CNRI – Plus de 150 parents de personnes arrêtées lors de la révolte du 4 novembre se sont rassemblés devant le régime tribunal de la révolution pour protester contre l'arrestation arbitraire de leurs enfants et proches, a rapporté le département social de l'organisation des Moudjahidine du peuple d’Iran (OMPI) à l’intérieur du pays ce 7 novembre. Portant des pancartes, les familles ont appelé à la libération inconditionnelle des personnes arrêtées. Des passants se sont joints à cette protestation en soutien aux familles.
Les forces de sécurité, des agents en civil et du renseignement ont essayé de leur arracher violemment les pancartes avec force remarques désobligeantes, mais se sont heurtés à la résistance des familles.
Par ailleurs, le 5 novembre, des dizaines de proches des personnes détenues s’étaient rassemblées devant le centre de détention Vozara, devant le tribunal de la révolution et la prison d'Evine pour avoirs des nouvelles de leurs proches. Ils avaient également été la cible des réactions offensantes et humiliantes des agents.
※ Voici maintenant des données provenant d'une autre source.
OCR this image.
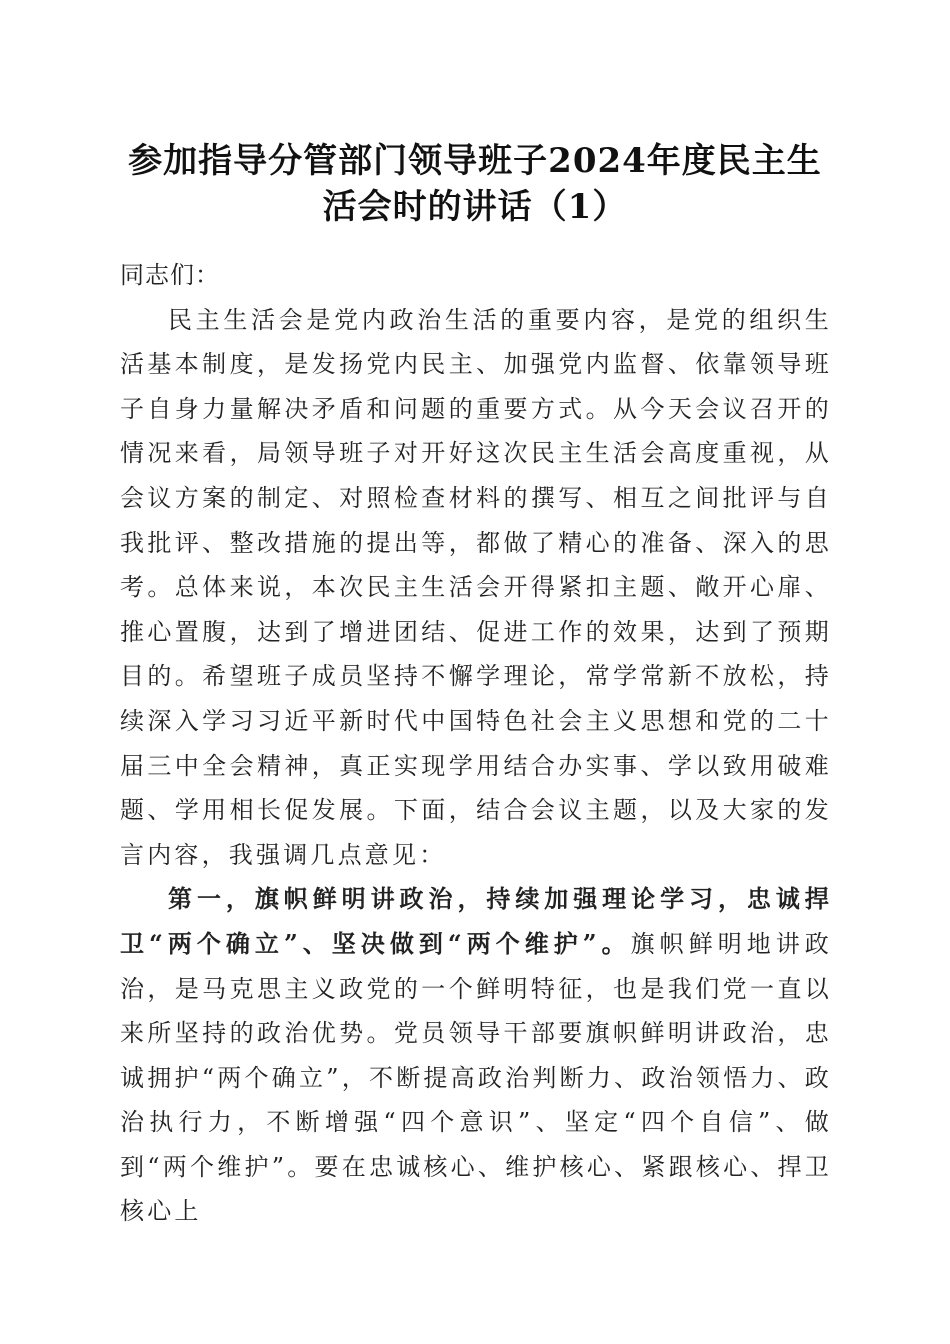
参加指导分管部门领导班子2024年度民主生
活会时的讲话（1）

同志们：

民主生活会是党内政治生活的重要内容，是党的组织生活基本制度，是发扬党内民主、加强党内监督、依靠领导班子自身力量解决矛盾和问题的重要方式。从今天会议召开的情况来看，局领导班子对开好这次民主生活会高度重视，从会议方案的制定、对照检查材料的撰写、相互之间批评与自我批评、整改措施的提出等，都做了精心的准备、深入的思考。总体来说，本次民主生活会开得紧扣主题、敞开心扉、推心置腹，达到了增进团结、促进工作的效果，达到了预期目的。希望班子成员坚持不懈学理论，常学常新不放松，持续深入学习习近平新时代中国特色社会主义思想和党的二十届三中全会精神，真正实现学用结合办实事、学以致用破难题、学用相长促发展。下面，结合会议主题，以及大家的发言内容，我强调几点意见：

第一，旗帜鲜明讲政治，持续加强理论学习，忠诚捍卫“两个确立”、坚决做到“两个维护”。旗帜鲜明地讲政治，是马克思主义政党的一个鲜明特征，也是我们党一直以来所坚持的政治优势。党员领导干部要旗帜鲜明讲政治，忠诚拥护“两个确立”，不断提高政治判断力、政治领悟力、政治执行力，不断增强“四个意识”、坚定“四个自信”、做到“两个维护”。要在忠诚核心、维护核心、紧跟核心、捍卫核心上
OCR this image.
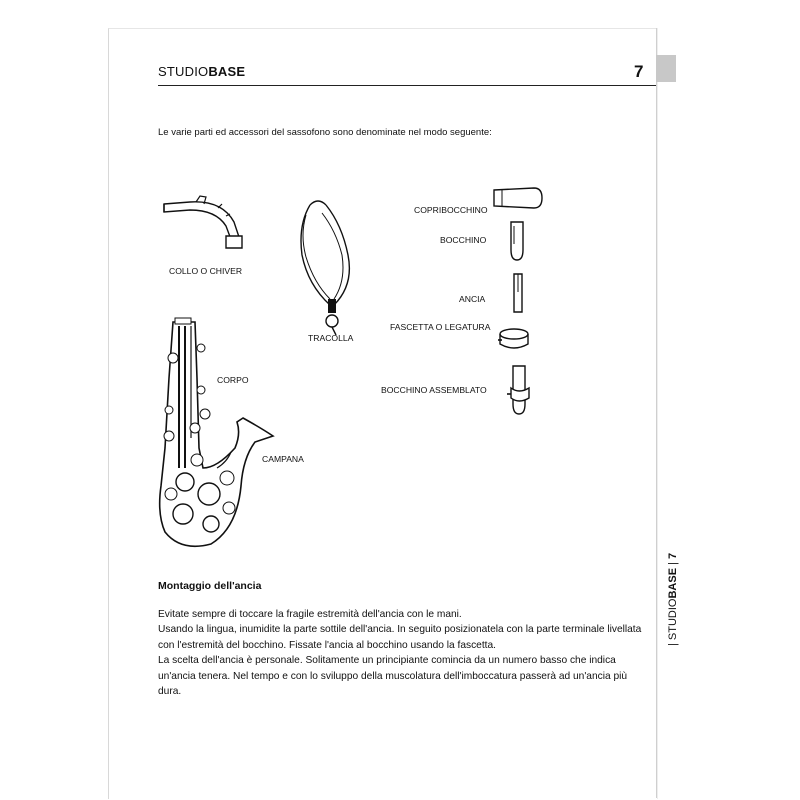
STUDIOBASE	7
Le varie parti ed accessori del sassofono sono denominate nel modo seguente:
COLLO O CHIVER
TRACOLLA
CORPO
CAMPANA
COPRIBOCCHINO
BOCCHINO
ANCIA
FASCETTA O LEGATURA
BOCCHINO ASSEMBLATO
Montaggio dell'ancia

Evitate sempre di toccare la fragile estremità dell'ancia con le mani.

Usando la lingua, inumidite la parte sottile dell'ancia. In seguito posizionatela con la parte terminale livellata con l'estremità del bocchino. Fissate l'ancia al bocchino usando la fascetta.

La scelta dell'ancia è personale. Solitamente un principiante comincia da un numero basso che indica un'ancia tenera. Nel tempo e con lo sviluppo della muscolatura dell'imboccatura passerà ad un'ancia più dura.

| STUDIOBASE | 7
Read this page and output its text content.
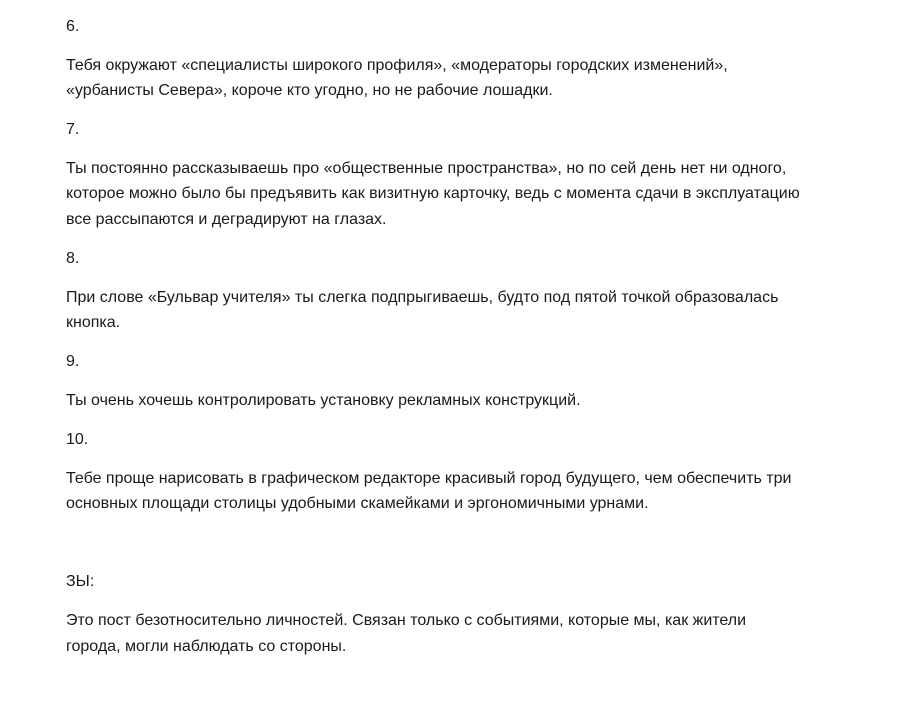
6.

Тебя окружают «специалисты широкого профиля», «модераторы городских изменений»,

«урбанисты Севера», короче кто угодно, но не рабочие лошадки.

7.

Ты постоянно рассказываешь про «общественные пространства», но по сей день нет ни одного,

которое можно было бы предъявить как визитную карточку, ведь с момента сдачи в эксплуатацию

все рассыпаются и деградируют на глазах.

8.

При слове «Бульвар учителя» ты слегка подпрыгиваешь, будто под пятой точкой образовалась

кнопка.

9.

Ты очень хочешь контролировать установку рекламных конструкций.

10.

Тебе проще нарисовать в графическом редакторе красивый город будущего, чем обеспечить три

основных площади столицы удобными скамейками и эргономичными урнами.

ЗЫ:

Это пост безотносительно личностей. Связан только с событиями, которые мы, как жители

города, могли наблюдать со стороны.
Beaucoup de jeunes femmes de 20 à 30 ans ont été arrêtées. Les agents des mollahs refusent de répondre aux demandes des familles.
Certaines femmes arrêtées sont détenues au centre de détention Vozara dans des conditions inhumaines. Les agents exercent des pressions en les maintenant dans des cellules sans hygiène et sans accès aux sanitaires. La densité écrasante des détenus sans possibilité de repos et la faim sont d'autres moyens de pression sur les prisonniers.
La Résistance iranienne appelle toutes les organisations internationales des droits humains, particulièrement le Haut Commissaire aux droits de l'homme et les groupes de travail de l'ONU sur les détentions arbitraires et la torture à condamner la répression brutale des manifestants. Elle leur demande également d'adopter des mesures urgentes pour faire libérer les prisonniers.